With regard to her obituary, it is accurate to say it did not mention her contribution to our understanding of the abundance of hydrogen in the universe. Here is how the New York Daily News reported her death on Dec. 9, 1979:

“Cecilia Payne’s mother refused to spend money on her college education, so she won a scholarship to Cambridge.”

This claim is partially true. Payne’s mother had supported her daughter’s education and scientific ambitions throughout her early life, but she did not have the money to pay the tuition to send her on her own. As she wrote in her autobiography, Payne-Gaposchkin “won the only scholarship large enough to pay my expenses.”

“Cecilia Payne completed her studies, but Cambridge wouldn’t give her a degree because she was a woman, so she said to heck with that and moved to the United States to work at Harvard.”

Essentially true. Payne-Gaposchkin entered Cambridge with a desire to study botany but became fascinated with astronomy after attending a lecture by astronomer Sir Arthur Eddington about his famous expedition confirming Einstein’s theory of general relativity. As a result, she took as much math and physics as possible for a woman at Cambridge University at the time, corresponded with and impressed Harvard College Observatory director Harlow Shapley, and won a fellowship to begin work there in 1923.

“Cecilia Payne was the first person ever to earn a Ph.D. in astronomy from Radcliffe College with what Otto Strauve called “the most brilliant Ph.D. thesis ever written in astronomy.”

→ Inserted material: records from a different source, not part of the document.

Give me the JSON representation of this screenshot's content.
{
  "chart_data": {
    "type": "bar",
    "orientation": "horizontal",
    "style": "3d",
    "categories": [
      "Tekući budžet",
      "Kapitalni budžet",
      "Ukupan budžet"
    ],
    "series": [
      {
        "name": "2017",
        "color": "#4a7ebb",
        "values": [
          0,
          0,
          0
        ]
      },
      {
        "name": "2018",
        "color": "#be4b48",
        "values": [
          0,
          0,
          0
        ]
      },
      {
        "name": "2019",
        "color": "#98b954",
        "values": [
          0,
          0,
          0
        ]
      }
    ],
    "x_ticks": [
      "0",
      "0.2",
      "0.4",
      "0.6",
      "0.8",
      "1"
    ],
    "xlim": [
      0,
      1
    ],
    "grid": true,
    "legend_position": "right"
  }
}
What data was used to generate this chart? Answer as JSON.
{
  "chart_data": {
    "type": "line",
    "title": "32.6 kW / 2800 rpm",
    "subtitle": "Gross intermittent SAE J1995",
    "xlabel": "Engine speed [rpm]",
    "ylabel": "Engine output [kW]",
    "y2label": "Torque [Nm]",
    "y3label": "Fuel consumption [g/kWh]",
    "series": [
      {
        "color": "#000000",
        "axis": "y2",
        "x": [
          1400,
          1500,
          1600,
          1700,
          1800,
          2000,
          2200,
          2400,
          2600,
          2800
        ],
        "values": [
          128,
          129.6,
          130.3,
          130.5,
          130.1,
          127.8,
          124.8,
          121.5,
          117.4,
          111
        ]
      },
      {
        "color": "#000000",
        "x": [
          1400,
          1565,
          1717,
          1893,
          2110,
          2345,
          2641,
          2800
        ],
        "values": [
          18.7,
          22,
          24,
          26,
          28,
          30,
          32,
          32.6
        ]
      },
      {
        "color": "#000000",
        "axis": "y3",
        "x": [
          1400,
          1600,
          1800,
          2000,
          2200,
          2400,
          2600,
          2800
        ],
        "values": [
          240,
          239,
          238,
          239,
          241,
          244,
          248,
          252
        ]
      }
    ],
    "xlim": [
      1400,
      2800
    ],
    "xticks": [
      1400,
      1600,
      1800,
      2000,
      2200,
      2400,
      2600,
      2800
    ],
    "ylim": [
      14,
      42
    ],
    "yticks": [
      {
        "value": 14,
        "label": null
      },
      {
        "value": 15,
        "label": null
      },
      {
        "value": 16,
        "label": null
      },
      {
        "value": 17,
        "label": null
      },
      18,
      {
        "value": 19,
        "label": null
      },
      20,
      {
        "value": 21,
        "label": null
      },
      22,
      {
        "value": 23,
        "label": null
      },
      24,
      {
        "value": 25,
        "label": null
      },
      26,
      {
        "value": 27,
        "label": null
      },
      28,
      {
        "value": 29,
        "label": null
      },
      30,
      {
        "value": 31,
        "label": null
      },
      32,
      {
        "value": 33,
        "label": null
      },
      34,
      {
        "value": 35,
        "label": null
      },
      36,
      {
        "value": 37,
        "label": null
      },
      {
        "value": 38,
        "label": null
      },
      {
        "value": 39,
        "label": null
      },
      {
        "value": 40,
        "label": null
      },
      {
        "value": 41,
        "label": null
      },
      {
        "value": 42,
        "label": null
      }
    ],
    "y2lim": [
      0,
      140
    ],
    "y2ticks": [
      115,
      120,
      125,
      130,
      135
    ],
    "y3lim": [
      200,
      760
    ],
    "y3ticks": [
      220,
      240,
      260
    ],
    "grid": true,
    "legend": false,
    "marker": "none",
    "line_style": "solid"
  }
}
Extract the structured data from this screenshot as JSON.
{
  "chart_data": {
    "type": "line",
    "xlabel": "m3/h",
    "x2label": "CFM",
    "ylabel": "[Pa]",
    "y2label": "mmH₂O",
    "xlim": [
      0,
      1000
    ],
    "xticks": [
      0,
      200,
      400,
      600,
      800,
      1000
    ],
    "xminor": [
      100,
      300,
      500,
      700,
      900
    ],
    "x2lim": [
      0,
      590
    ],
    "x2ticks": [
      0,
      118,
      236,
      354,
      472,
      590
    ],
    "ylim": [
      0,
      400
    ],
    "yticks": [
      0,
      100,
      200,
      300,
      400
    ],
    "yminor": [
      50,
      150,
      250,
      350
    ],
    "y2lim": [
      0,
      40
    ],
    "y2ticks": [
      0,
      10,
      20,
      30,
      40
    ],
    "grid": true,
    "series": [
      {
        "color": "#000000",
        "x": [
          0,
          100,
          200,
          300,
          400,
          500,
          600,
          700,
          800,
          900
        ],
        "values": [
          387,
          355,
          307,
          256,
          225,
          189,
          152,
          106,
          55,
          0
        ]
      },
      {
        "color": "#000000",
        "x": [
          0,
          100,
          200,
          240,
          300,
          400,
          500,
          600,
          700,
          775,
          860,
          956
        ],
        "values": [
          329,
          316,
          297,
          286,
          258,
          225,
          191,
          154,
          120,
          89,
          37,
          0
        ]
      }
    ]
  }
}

This is true and also undersells her achievements. She was also the first person to get a doctoral degree through the Harvard College Observatory, and her thesis was the first item published as a monograph by that institution. In 1929, noted astronomer Strauve did indeed write that her thesis was “the most brilliant Ph.D. thesis ever written in astronomy.”

“Cecilia Payne is the reason we know basically anything about variable stars (stars whose brightness as seen from earth fluctuates). Literally every other study on variable stars is based on her work.”

Though her work on stellar atmospheres served as the focus of her doctoral research, variable stars became a primary research focus of her career. She wrote multiple well-reviewed books on the topic, and her (and her students’) “analyses of variable stars laid the basis for all subsequent work on them and their use as indicators of galactic structure.”

“Not only did Cecilia Payne discover what the universe is made of, she also discovered what the sun is made of (Henry Norris Russell, a fellow astronomer, is usually given credit for discovering that the sun’s composition is different from the Earth’s, but he came to his conclusions four years later than Payne — after telling her not to publish).”

The “discovery” of what the universe is made of came from the discovery that stars — all of them, including our own Sun — have orders of magnitude more hydrogen than anything else. This is what Payne-Gaposchkin’s thesis hinted at and what Russell confirmed in his paper on the composition of the sun. Describing these two discoveries as different is misleading. As discussed above, her work was foundational to Russell’s paper, and Russell had previously encouraged her not to reach the conclusion he would later make on his own.

“Cecilia Payne was the first woman to be promoted to full professor from within Harvard, and is often credited with breaking the glass ceiling for women in the Harvard science department and in astronomy, as well as inspiring entire generations of women to take up science.”

This is true. Payne-Gaposchkin would be named as a lecturer in astronomy in 1938 after serving as Shapley’s assistant for many years. Not until 1956 would Harvard award her a full professorship, but she became the first woman in Harvard’s history to receive that honor. She also was appointed chair of the Department of Astronomy, becoming the first woman to chair any department at Harvard.